In total, you still end up spending 80% of the time and effort toward getting that 20% bigger results.
 
@guaguar The reason it takes so long long is because they like being at the gym.

Unless you are gunning for a 1RM you never need more than 5 min rest in training between sets.

So you could do 36 sets in 3 hours.

A standard high volume powerlifting workout is usually 12-15 sets and 15 sets are a lot if you arent doing super low RPE.

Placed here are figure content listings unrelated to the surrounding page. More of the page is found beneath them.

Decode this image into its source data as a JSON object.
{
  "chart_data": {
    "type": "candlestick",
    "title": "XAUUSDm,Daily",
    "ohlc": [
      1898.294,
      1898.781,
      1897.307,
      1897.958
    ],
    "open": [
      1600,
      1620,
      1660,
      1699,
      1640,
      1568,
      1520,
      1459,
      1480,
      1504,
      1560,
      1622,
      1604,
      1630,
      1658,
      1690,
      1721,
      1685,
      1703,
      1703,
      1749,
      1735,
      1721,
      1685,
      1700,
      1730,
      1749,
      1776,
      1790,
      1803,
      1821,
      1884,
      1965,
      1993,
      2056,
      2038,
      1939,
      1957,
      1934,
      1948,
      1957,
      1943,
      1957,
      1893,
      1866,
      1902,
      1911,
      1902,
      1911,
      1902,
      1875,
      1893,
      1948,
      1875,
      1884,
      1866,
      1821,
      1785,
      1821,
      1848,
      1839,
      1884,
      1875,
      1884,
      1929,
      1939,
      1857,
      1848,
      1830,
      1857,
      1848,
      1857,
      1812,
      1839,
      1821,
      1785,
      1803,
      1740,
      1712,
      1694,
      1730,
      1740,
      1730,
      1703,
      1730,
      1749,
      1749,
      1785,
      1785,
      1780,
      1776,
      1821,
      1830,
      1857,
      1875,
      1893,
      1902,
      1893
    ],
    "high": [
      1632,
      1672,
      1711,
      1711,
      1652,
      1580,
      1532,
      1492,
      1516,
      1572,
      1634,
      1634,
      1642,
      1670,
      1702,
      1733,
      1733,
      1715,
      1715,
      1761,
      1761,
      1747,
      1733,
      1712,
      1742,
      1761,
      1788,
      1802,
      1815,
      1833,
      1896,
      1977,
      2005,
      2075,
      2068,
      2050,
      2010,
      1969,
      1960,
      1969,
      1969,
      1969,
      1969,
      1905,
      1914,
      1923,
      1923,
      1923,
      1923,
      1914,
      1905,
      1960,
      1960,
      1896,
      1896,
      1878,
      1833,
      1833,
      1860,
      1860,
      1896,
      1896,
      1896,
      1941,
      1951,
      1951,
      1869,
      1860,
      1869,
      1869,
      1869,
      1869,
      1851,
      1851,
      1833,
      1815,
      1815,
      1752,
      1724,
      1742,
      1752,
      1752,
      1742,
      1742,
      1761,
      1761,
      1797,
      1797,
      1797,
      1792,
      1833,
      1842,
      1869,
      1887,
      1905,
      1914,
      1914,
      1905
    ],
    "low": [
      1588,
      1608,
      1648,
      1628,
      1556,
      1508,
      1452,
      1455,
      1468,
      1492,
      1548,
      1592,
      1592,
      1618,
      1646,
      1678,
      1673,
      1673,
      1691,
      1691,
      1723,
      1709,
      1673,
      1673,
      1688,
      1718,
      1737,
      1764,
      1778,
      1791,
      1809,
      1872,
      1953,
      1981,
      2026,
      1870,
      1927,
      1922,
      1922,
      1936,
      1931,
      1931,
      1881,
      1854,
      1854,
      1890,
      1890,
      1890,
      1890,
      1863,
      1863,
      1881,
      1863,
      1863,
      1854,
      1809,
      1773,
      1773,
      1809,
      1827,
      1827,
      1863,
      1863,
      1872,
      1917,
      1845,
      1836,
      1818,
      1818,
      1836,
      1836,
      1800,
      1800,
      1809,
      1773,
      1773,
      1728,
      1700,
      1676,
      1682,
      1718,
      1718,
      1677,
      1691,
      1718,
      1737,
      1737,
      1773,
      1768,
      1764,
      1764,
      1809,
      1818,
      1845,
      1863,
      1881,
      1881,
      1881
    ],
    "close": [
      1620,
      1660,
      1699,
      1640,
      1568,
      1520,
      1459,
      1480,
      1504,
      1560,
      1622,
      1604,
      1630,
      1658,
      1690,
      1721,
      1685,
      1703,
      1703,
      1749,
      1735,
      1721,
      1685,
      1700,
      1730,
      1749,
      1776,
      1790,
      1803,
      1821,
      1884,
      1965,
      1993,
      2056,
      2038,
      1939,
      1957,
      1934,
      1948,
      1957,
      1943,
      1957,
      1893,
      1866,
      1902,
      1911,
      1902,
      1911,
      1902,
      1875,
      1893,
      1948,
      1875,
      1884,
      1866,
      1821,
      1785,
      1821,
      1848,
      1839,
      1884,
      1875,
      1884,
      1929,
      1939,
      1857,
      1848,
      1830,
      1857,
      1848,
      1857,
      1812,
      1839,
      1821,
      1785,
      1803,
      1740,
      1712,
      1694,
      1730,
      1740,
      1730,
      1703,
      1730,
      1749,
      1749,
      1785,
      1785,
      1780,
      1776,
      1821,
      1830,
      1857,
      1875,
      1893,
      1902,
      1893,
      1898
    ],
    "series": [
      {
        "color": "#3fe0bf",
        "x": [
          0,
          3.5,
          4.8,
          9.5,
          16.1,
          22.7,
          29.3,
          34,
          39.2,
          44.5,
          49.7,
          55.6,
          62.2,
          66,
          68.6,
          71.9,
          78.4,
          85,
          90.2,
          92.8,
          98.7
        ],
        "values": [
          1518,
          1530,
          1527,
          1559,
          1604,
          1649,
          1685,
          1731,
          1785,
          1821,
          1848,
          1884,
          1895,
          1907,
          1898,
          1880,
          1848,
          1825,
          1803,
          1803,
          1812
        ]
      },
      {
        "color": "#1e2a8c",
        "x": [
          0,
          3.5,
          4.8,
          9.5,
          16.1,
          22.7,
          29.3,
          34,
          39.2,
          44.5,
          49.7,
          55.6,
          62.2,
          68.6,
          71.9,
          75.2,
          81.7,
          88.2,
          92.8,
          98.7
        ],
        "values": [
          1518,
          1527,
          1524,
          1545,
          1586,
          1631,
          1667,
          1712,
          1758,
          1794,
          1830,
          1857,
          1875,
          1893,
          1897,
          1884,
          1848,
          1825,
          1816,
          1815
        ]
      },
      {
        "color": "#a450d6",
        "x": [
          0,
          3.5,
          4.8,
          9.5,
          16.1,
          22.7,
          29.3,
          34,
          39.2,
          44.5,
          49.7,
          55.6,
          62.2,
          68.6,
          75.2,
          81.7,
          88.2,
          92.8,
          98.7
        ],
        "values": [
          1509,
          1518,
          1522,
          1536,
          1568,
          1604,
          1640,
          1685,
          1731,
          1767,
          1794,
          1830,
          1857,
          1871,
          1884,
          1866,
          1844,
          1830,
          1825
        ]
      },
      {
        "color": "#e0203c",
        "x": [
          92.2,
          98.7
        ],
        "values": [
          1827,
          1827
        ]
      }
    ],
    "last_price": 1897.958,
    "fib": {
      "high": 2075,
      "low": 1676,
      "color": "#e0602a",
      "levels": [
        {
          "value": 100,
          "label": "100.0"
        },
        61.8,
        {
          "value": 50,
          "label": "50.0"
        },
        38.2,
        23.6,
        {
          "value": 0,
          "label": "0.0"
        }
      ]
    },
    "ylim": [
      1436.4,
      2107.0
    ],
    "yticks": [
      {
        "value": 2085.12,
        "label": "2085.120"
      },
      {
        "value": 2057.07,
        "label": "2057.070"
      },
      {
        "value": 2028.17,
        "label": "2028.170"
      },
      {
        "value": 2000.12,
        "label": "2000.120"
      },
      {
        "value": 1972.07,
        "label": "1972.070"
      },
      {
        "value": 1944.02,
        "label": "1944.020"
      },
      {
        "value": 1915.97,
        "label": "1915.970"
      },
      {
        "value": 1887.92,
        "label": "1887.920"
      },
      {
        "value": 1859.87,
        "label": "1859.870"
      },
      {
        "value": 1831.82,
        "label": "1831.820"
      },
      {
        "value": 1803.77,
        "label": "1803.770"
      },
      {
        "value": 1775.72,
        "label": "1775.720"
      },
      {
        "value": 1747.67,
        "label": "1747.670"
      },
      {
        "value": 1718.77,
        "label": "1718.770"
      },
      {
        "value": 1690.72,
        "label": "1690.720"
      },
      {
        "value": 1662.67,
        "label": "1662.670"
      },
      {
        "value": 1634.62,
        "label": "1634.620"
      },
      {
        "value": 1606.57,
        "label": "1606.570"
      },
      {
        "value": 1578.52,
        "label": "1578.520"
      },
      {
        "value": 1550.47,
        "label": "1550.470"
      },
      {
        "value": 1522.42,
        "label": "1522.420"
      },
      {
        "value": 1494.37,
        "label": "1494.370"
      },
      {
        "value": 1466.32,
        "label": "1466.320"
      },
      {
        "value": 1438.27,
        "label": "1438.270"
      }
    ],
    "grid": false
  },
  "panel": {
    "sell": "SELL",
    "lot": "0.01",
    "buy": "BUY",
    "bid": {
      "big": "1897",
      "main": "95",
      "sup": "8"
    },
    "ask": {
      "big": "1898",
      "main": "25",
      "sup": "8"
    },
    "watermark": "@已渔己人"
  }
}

But I agree with your point. Just pointing out an emphasis on effort.
 
@fortheloveofchrist Glad people finally woke up to that nonsense. Idk how it even took off but I suspect it was because of a particular comedian with a PHD doing a Collab with everyone and their grandmother every 5 minutes and demonising all other styles of training.
 
@jgeral0172 Something I take from the lengthened position thing, is that it actually reinforces why a lot of the old basic movements are good. Squat, Deadlifts/RDLs, barbell/dumbbell Bench Press, OHP, JM press for the tris, T-bar Rows, good old fashioned preacher curls - these are all movements which are hardest, or very hard around, the lengthened position. We've got a better understanding of why they're effective than we once did.

I might be in the minority but I'm really enjoying this discourse because it's given me some guidance around exercise selection. It's more difficult to try to find out how much volume you should do when you don't understand that this dumbbell lateral raise, for example, hardest at the top, gives a different amount of stimulation, & fatigue, than the esteemed cable lateral raise where the hardest position is just out of the bottom.

The only thing I'd stress to people, & this is 100% my opinion, is if you're stuck with a lift which is hardest in the short position, but you simply go beyond failure & do a few partials, then you'll probably just as effectively stimulate that muscle as a lengthened-biased movement done to regular failure. And once you've gone to failure on a lengthened-biased lift, you tend to barely be able to move - they're not so friendly to partials. So it's give & take.